Matambre is a popular dish in Argentina. It is beef stuffed with cooked eggs, spinach and other vegetables. Some of the cuts of meats used in Argentina and South America are different than the cuts in the United States. The kind of meat used for this dish is similar to flank steak and is cooked in the oven or on the stove for about 1 hour and often served with chimichurri. It can be eaten cold or hot. When it is eaten cold, it is perfect for a picnic.
This week on the virtual culinary tour hosted by my friend Joan from Foodalogue, we are going to Argentina, so Matambre is the dish I am making to join her on this tour.

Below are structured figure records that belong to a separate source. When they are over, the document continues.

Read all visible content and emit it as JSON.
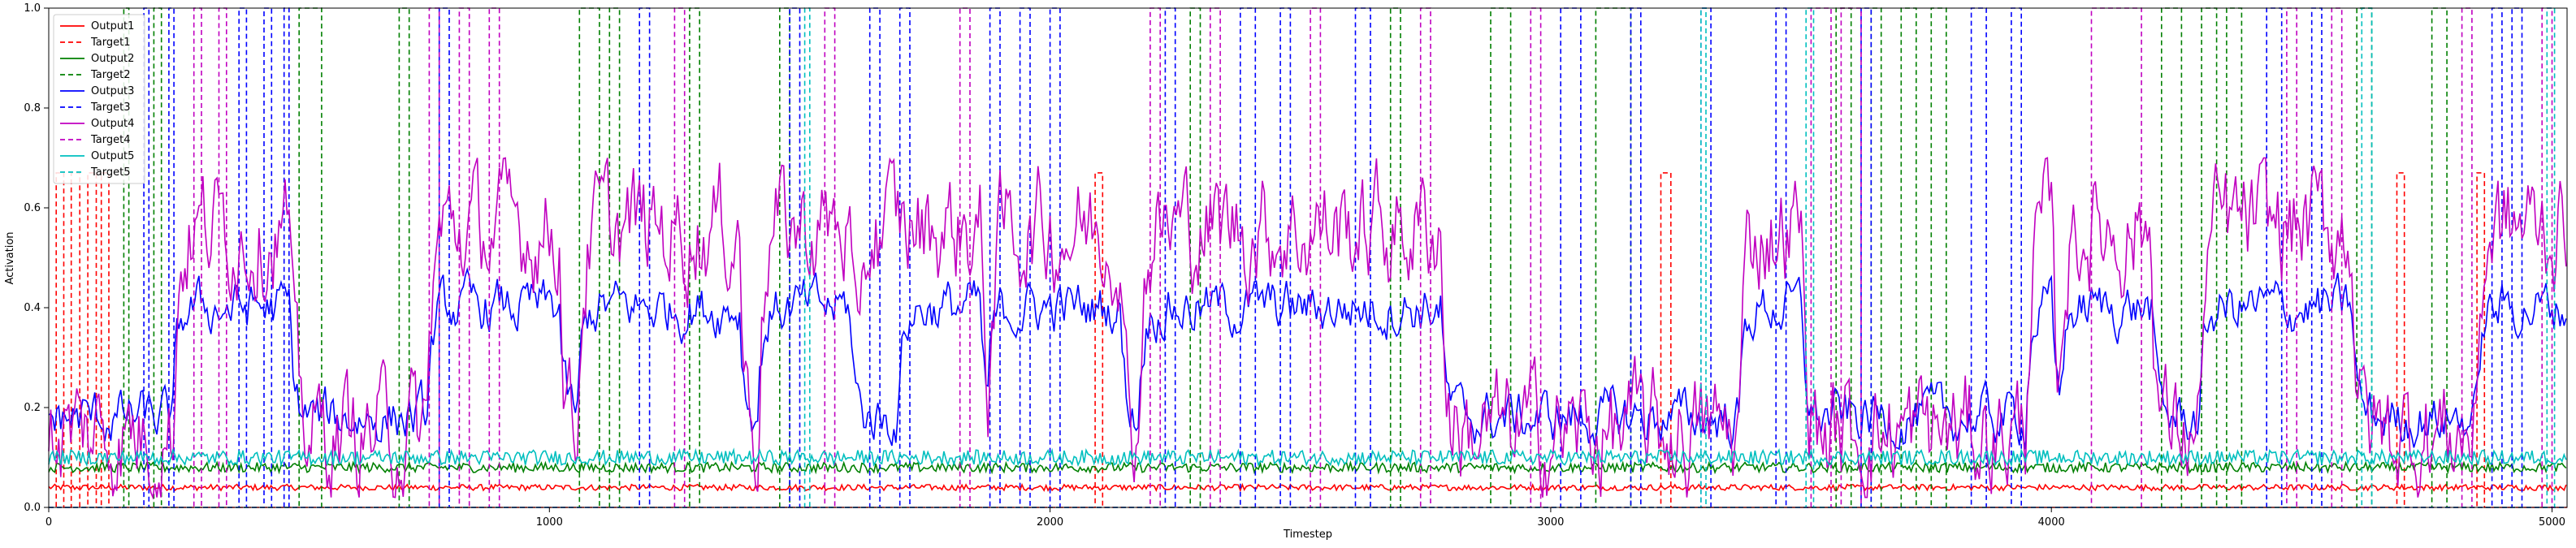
{
  "chart_data": {
    "type": "line",
    "title": "",
    "xlabel": "Timestep",
    "ylabel": "Activation",
    "xlim": [
      0,
      5030
    ],
    "ylim": [
      0.0,
      1.0
    ],
    "x_ticks": [
      0,
      1000,
      2000,
      3000,
      4000,
      5000
    ],
    "y_ticks": [
      0.0,
      0.2,
      0.4,
      0.6,
      0.8,
      1.0
    ],
    "x_tick_labels": [
      "0",
      "1000",
      "2000",
      "3000",
      "4000",
      "5000"
    ],
    "y_tick_labels": [
      "0.0",
      "0.2",
      "0.4",
      "0.6",
      "0.8",
      "1.0"
    ],
    "grid": false,
    "legend_position": "top-left",
    "series": [
      {
        "name": "Output1",
        "color": "#ff0000",
        "style": "solid",
        "kind": "flat",
        "base": 0.04,
        "noise": 0.006
      },
      {
        "name": "Target1",
        "color": "#ff0000",
        "style": "dashed",
        "kind": "pulses",
        "level": 0.67,
        "pulses": [
          [
            15,
            30
          ],
          [
            45,
            62
          ],
          [
            78,
            95
          ],
          [
            105,
            120
          ],
          [
            2090,
            2105
          ],
          [
            3220,
            3240
          ],
          [
            4690,
            4705
          ],
          [
            4850,
            4865
          ]
        ]
      },
      {
        "name": "Output2",
        "color": "#008000",
        "style": "solid",
        "kind": "flat",
        "base": 0.08,
        "noise": 0.01
      },
      {
        "name": "Target2",
        "color": "#008000",
        "style": "dashed",
        "kind": "pulses",
        "level": 1.0,
        "pulses": [
          [
            150,
            160
          ],
          [
            210,
            225
          ],
          [
            500,
            545
          ],
          [
            700,
            720
          ],
          [
            1060,
            1100
          ],
          [
            1120,
            1140
          ],
          [
            1280,
            1300
          ],
          [
            1460,
            1480
          ],
          [
            2280,
            2300
          ],
          [
            2680,
            2700
          ],
          [
            2880,
            2920
          ],
          [
            3090,
            3160
          ],
          [
            3570,
            3600
          ],
          [
            3640,
            3660
          ],
          [
            3700,
            3730
          ],
          [
            3760,
            3790
          ],
          [
            4220,
            4260
          ],
          [
            4300,
            4330
          ],
          [
            4350,
            4380
          ],
          [
            4610,
            4640
          ],
          [
            4760,
            4790
          ]
        ]
      },
      {
        "name": "Output3",
        "color": "#0000ff",
        "style": "solid",
        "kind": "wave",
        "low": 0.18,
        "high": 0.4,
        "noise": 0.04,
        "high_segments": [
          [
            250,
            480
          ],
          [
            760,
            1020
          ],
          [
            1060,
            1380
          ],
          [
            1420,
            1600
          ],
          [
            1700,
            1860
          ],
          [
            1880,
            2140
          ],
          [
            2180,
            2780
          ],
          [
            3380,
            3500
          ],
          [
            3950,
            4000
          ],
          [
            4020,
            4200
          ],
          [
            4300,
            4600
          ],
          [
            4850,
            5030
          ]
        ]
      },
      {
        "name": "Target3",
        "color": "#0000ff",
        "style": "dashed",
        "kind": "pulses",
        "level": 1.0,
        "pulses": [
          [
            190,
            200
          ],
          [
            240,
            250
          ],
          [
            380,
            395
          ],
          [
            430,
            445
          ],
          [
            470,
            480
          ],
          [
            780,
            800
          ],
          [
            1180,
            1200
          ],
          [
            1480,
            1500
          ],
          [
            1640,
            1660
          ],
          [
            1700,
            1720
          ],
          [
            1880,
            1900
          ],
          [
            1940,
            1960
          ],
          [
            2000,
            2020
          ],
          [
            2230,
            2250
          ],
          [
            2380,
            2410
          ],
          [
            2460,
            2480
          ],
          [
            2610,
            2640
          ],
          [
            3020,
            3060
          ],
          [
            3160,
            3180
          ],
          [
            3300,
            3320
          ],
          [
            3450,
            3470
          ],
          [
            3620,
            3640
          ],
          [
            3840,
            3870
          ],
          [
            3920,
            3940
          ],
          [
            4430,
            4460
          ],
          [
            4520,
            4540
          ],
          [
            4880,
            4900
          ],
          [
            4920,
            4940
          ]
        ]
      },
      {
        "name": "Output4",
        "color": "#c000c0",
        "style": "solid",
        "kind": "wave",
        "low": 0.15,
        "high": 0.56,
        "noise": 0.09,
        "high_segments": [
          [
            250,
            480
          ],
          [
            760,
            1020
          ],
          [
            1060,
            1380
          ],
          [
            1420,
            1600
          ],
          [
            1620,
            1860
          ],
          [
            1880,
            2140
          ],
          [
            2180,
            2780
          ],
          [
            3380,
            3500
          ],
          [
            3950,
            4000
          ],
          [
            4020,
            4200
          ],
          [
            4300,
            4600
          ],
          [
            4850,
            5030
          ]
        ]
      },
      {
        "name": "Target4",
        "color": "#c000c0",
        "style": "dashed",
        "kind": "pulses",
        "level": 1.0,
        "pulses": [
          [
            290,
            305
          ],
          [
            340,
            355
          ],
          [
            760,
            780
          ],
          [
            820,
            840
          ],
          [
            880,
            900
          ],
          [
            1250,
            1270
          ],
          [
            1550,
            1570
          ],
          [
            1820,
            1840
          ],
          [
            2200,
            2220
          ],
          [
            2320,
            2340
          ],
          [
            2520,
            2540
          ],
          [
            2740,
            2760
          ],
          [
            2960,
            2980
          ],
          [
            3520,
            3560
          ],
          [
            3580,
            3620
          ],
          [
            4080,
            4180
          ],
          [
            4470,
            4490
          ],
          [
            4560,
            4580
          ],
          [
            4820,
            4840
          ],
          [
            4980,
            5000
          ]
        ]
      },
      {
        "name": "Output5",
        "color": "#00bfbf",
        "style": "solid",
        "kind": "flat",
        "base": 0.1,
        "noise": 0.015
      },
      {
        "name": "Target5",
        "color": "#00bfbf",
        "style": "dashed",
        "kind": "pulses",
        "level": 1.0,
        "pulses": [
          [
            1510,
            1520
          ],
          [
            3300,
            3310
          ],
          [
            3510,
            3525
          ],
          [
            4620,
            4640
          ],
          [
            4990,
            5005
          ]
        ]
      }
    ]
  }
}
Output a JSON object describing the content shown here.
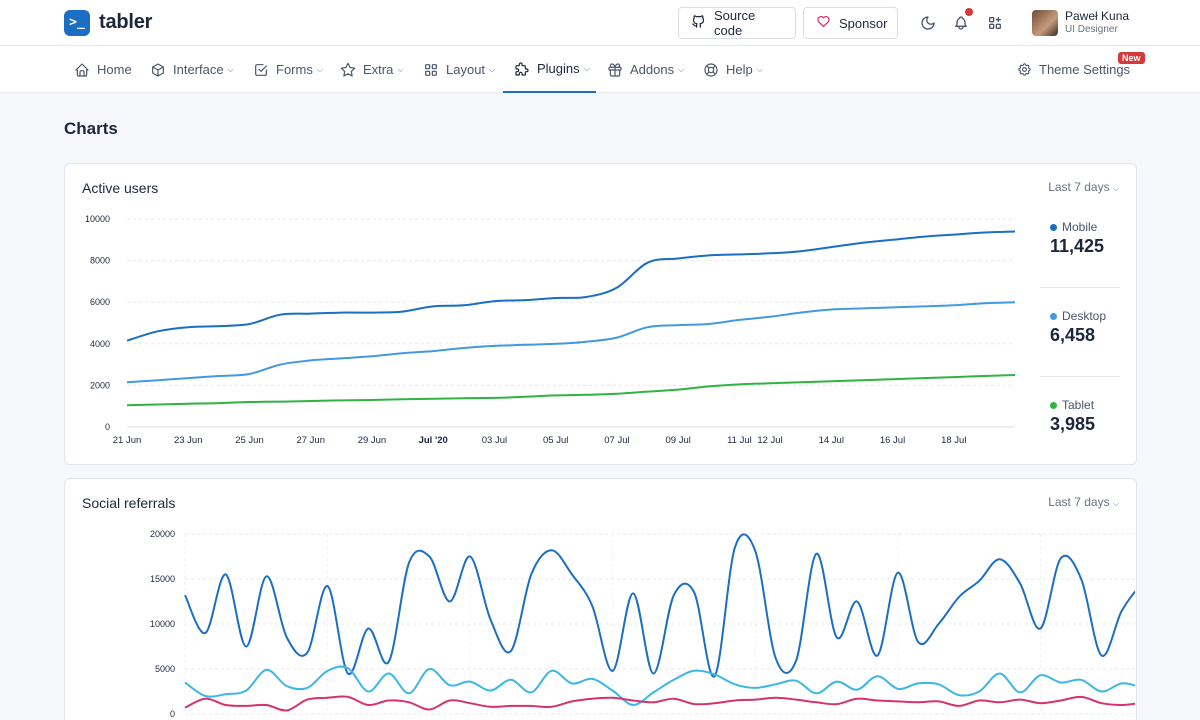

- 1 1/2 pounds flank steak
- 2 tablespoons olive oil, plus more for browning the meat.
- 2 garlic cloves, finely chopped
- 1 tablsepoon vinegar
- 1 tablespoon lime juice
- Salt and pepper
- 1 large carrot, peeled and cut into thin strips
- 1/2 red pepper, cut into thin strips
- 1 cup fresh spinach leaves
- 3 cooked eggs
- 2 cups beef stock
- 1 bay leaf
- 1 tablespoon fresh thyme
- 1 garlic clove
- 1/2 onion, diced
To cook the beef
- Butterfly the steak and open it like a book, then pound the meat.
- Place the meat in a plastic container and add the olive oil, garlic cloves, lime juice,vinegar, salt and pepper. Cover the meat and marinate for at least 3 hours or overnight.
- Lay the flank steak on a work surface, top with spinach leaves, place the red pepper strips, the carrots and cooked eggs in the center of the meat.
- Star rolling the meat mixture to enclose the eggs and vegetables completely. Tie with kitchen string to hold the roll together.
- In a sauce pan, heat the olive oil and add the rolled flank steak and brown on all sides.
- Transfer to a baking dish, then add the beef stock, thyme, garlic, onion and bay leaf and bake at 350F for about 1 hour and 15 minutes or until the meat is cooked. Let the meat rest for 15 to 20 minutes before removing the string. Remove the strings and cut into slices, serve it hot or cold.